Sobat Pesona mungkin ada yang belum tahu kalau kota Bukittinggi pernah menjadi ibu kota Indonesia pada masa pemerintahan Darurat Republik Indonesia selama kurang lebih 7 bulan. Bahkan, kota ini juga pernah menjadi ibu kota Provinsi Sumatera secara keseluruhan dan Provinsi Sumatera Tengah.
Pusat pemerintahan saat itu terletak di sebuah kawasan yang menjadi marka tanah kota Bukittinggi, yaitu Jam Gadang. Bahkan, bisa dikatakan Jam Gadang adalah salah satu saksi bisu perjalanan bangsa Indonesia, yaitu mulai dari era penjajahan Belanda, penjajahan Jepang, hingga kemerdekaan yang masih eksis sampai saat ini.
Jam Gadang adalah menara jam yang menjadi ikon kota Bukittinggi. Tahukah Sobat Pesona jika Jam Gadang digerakkan secara mekanik oleh mesin yang didatangkan langsung dari Rotterdam, Belanda? Mesin tersebut hanya diproduksi 2 unit saja, unit yang setipe masih dipakai sampai sekarang di menara Big Ben yang berada di kota London, Inggris. Menara Jam Gadang memiliki 4 jam dengan diameter masing-masing 80 cm di setiap sisinya.
Jika Sobat Pesona amati, pada bagian lonceng tertera pabrik pembuat jam yaitu Vortmann Recklinghausen. Benhard Vortmann adalan nama pembuat jam, sedangkan Recklinghausen adalah nama kota di Jerman yang merupakan tempat diproduksinya mesin jam pada tahun 1892.

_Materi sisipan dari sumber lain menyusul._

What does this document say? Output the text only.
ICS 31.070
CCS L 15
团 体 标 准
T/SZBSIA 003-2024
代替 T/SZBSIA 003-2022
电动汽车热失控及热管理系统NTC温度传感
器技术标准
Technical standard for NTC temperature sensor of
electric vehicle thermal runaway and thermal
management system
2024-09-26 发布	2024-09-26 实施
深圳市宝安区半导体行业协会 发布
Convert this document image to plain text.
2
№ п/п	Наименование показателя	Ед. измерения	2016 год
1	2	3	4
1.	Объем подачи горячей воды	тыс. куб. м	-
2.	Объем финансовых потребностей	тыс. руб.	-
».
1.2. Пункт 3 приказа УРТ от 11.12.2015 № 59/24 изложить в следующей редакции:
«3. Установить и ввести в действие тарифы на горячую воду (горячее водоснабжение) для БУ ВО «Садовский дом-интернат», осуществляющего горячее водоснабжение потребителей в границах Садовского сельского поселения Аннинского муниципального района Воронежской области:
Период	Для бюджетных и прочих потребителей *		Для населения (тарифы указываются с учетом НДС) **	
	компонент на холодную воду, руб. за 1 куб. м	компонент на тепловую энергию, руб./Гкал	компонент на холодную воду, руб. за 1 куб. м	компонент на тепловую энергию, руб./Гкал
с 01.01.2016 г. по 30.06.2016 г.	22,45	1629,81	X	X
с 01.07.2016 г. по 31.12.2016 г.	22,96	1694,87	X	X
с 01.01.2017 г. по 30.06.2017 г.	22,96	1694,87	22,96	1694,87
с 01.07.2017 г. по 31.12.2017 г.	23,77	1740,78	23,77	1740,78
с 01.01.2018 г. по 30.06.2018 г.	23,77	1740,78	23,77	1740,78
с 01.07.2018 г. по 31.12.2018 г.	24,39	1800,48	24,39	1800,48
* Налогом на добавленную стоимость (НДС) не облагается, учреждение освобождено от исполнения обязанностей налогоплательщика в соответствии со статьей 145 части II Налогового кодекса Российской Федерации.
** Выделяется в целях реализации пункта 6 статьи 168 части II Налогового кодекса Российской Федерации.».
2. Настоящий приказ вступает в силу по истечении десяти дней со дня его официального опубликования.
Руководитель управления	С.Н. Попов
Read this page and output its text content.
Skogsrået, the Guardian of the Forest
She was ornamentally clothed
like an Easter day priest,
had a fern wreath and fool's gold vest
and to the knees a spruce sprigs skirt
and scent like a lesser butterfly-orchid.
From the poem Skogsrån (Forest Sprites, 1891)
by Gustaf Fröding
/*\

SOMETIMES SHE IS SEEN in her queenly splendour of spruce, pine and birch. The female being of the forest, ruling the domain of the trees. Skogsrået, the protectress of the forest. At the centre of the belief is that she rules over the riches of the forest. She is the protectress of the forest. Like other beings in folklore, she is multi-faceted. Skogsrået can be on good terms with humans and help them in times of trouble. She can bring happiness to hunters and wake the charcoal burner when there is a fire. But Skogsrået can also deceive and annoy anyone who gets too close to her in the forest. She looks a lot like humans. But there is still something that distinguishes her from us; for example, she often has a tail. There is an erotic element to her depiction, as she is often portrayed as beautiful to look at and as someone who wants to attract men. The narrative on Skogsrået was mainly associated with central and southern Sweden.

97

Jam Gadang mulai dibangun pada 1926-1927 atas inisiatif Hendrik Roelof Rookmaaker, sekretaris atau controleur kota Fort de Kock (sekarang dikenal dengan kota Bukittinggi) pada masa pemerintahan Hindia Belanda. Jamnya sendiri merupakan hadiah dari Ratu Belanda, Wilhelmina. Arsitektur menara jam ini dirancang oleh Yazid Rajo Mangkuto dari Koto Gadang, sementara pelaksana pembangunan adalah Haji Moran dengan mandornya Sutan Gigi Ameh.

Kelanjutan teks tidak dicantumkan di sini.